New Castle News
NEW CASTLE —
The Neshannock Township supervisors will sell their police department’s motorcycle — if the price is right.
The 2000 Harley Davidson, with 11,482 miles, was included with 16 other pieces of surplus equipment the township plans to sell.
The presence of the bike on the list drew pleas to reconsider from township police officers and Supervisor Ed Stevens.
Several residents at this week’s meeting, and Supervisor Joe Gierlach, said they want it sold.
Supervisor Steve Demofonte suggested a compromise — keep the bike on the list, but set a minimum bid. He proposed $12,500.
In July, the supervisors bought the motorcycle from the New Castle police department for $7,115.50. Stevens and former supervisor Ralph Sheen voted yes; Gierlach was opposed.

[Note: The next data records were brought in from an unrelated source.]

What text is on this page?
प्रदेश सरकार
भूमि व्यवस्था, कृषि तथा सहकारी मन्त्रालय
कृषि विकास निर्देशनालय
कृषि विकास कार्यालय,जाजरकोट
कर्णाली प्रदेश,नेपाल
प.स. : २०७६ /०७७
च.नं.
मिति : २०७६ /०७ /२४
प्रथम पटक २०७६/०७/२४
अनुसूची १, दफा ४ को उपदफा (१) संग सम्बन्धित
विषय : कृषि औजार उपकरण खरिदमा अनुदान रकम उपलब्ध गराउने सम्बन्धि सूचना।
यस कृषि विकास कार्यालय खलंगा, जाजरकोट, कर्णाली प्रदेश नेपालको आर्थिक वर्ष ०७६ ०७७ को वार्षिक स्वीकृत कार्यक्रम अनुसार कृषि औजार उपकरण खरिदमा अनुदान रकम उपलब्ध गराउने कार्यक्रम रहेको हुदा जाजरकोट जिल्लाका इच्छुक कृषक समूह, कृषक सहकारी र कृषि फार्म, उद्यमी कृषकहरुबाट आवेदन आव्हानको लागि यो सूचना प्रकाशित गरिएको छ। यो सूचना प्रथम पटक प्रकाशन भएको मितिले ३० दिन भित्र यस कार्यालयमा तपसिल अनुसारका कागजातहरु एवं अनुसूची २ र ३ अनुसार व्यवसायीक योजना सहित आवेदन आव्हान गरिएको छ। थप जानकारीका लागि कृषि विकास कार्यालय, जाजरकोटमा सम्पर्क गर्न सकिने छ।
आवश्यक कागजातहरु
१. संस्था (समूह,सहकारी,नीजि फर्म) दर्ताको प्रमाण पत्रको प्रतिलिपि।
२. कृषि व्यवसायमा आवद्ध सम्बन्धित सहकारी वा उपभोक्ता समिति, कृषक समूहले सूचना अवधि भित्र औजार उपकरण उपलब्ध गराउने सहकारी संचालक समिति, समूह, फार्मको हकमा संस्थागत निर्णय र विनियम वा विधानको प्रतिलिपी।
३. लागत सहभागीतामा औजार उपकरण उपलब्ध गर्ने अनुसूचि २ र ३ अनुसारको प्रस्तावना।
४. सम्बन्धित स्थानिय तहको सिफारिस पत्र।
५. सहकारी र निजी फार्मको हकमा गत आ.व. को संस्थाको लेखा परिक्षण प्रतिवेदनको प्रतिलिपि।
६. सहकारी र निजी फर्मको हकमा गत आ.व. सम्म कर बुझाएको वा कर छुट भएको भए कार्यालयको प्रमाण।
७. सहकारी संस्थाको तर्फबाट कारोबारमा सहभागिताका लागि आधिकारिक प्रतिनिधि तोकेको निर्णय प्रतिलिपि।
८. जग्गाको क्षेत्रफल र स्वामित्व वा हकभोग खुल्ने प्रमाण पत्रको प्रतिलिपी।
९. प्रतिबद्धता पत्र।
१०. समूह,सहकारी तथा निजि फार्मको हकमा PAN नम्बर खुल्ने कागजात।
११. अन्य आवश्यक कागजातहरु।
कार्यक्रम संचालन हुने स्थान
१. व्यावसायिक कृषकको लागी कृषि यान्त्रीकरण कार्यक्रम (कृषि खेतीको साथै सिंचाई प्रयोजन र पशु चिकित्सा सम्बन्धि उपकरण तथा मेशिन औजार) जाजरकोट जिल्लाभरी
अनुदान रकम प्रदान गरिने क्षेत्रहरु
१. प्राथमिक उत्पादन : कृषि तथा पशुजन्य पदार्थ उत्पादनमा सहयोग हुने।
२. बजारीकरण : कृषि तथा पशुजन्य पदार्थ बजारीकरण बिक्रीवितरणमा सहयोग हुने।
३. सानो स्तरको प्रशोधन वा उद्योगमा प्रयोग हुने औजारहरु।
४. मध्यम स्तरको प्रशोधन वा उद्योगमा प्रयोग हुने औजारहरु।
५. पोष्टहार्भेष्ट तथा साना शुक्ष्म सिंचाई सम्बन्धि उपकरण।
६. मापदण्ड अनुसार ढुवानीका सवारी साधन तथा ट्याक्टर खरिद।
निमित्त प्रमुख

The motorcycle was used sparingly before winter set in. None of the officers have yet been certified through a safety course offered by Harley Davidson.
Township officer Shawn Hill, who was at the meeting, said he had fixed the emergency lights and installed the siren, which was donated to the township.
He said the bike, which cost about a third as much as a cruiser and gets better gas mileage, could be used to break down barriers with the public because an officer on a motorcycle is more approachable than one in a car. He added he and the bike received a warm reception on the instances he has ridden it.
“You say 99 percent of the residents want to sell it,” Hill noted. “That is contrary to what I have experienced.”
He added he will participate in a safety class if the bike is kept. Lt. John Rand also urged the supervisors to reconsider the decision to sell.
Stevens, who left the supervisors’ desk and spoke from the floor as a member of the public, asked Gierlach why he wants to sell the bike.
Gierlach said his concern is safety. He said in the event of a crash, an officer in a car is safer than on a motorcycle.
Stevens said the bike “was a great buy” adding he doubts most residents oppose it.
He asked if Gierlach’s opposition is because the former board of supervisors had bought it.
“Is it personal?”
Solicitor Lou Perrotta stepped in.
“You are well within your rights to make comments,” he said, “but I feel we have gone overboard tonight with the bike. Let’s move on.”
However, Stevens maintained a motorcycle would benefit the township “and the cost is about nil.
“This is not excess equipment. It is necessary. To get rid of it doesn’t make sense.”
Demofonte, noting he has been a first responder for 29 years, said his “number one concern is the health and safety of employees.”
He said he understands motorcycle patrols are used in cities but in a rural area like Neshannock Township, an officer has a good chance of colliding with a deer.
“An officer on a motorcycle might not survive.”
He sees advantages to motorcycles, he said, “but you don’t just put people on a bike without certification.”
Demofonte said he favors selling the bike. “If we set a high enough minimum price, if we get what we’re asking, good. If we don’t sell it, I don’t oppose sending Shawn for training.”
Residents Nick Tullio and Ed Harris said they agree the bike should be sold.
“If this was a big city I’d agree, but in Neshannock Township, I don’t see it,” Tullio said.
Praising the police for the job they do, Harris said, “I don’t see the need. No one I’ve spoken to thinks a motorcycle is a good idea. I didn’t see the benefit and I still don’t.”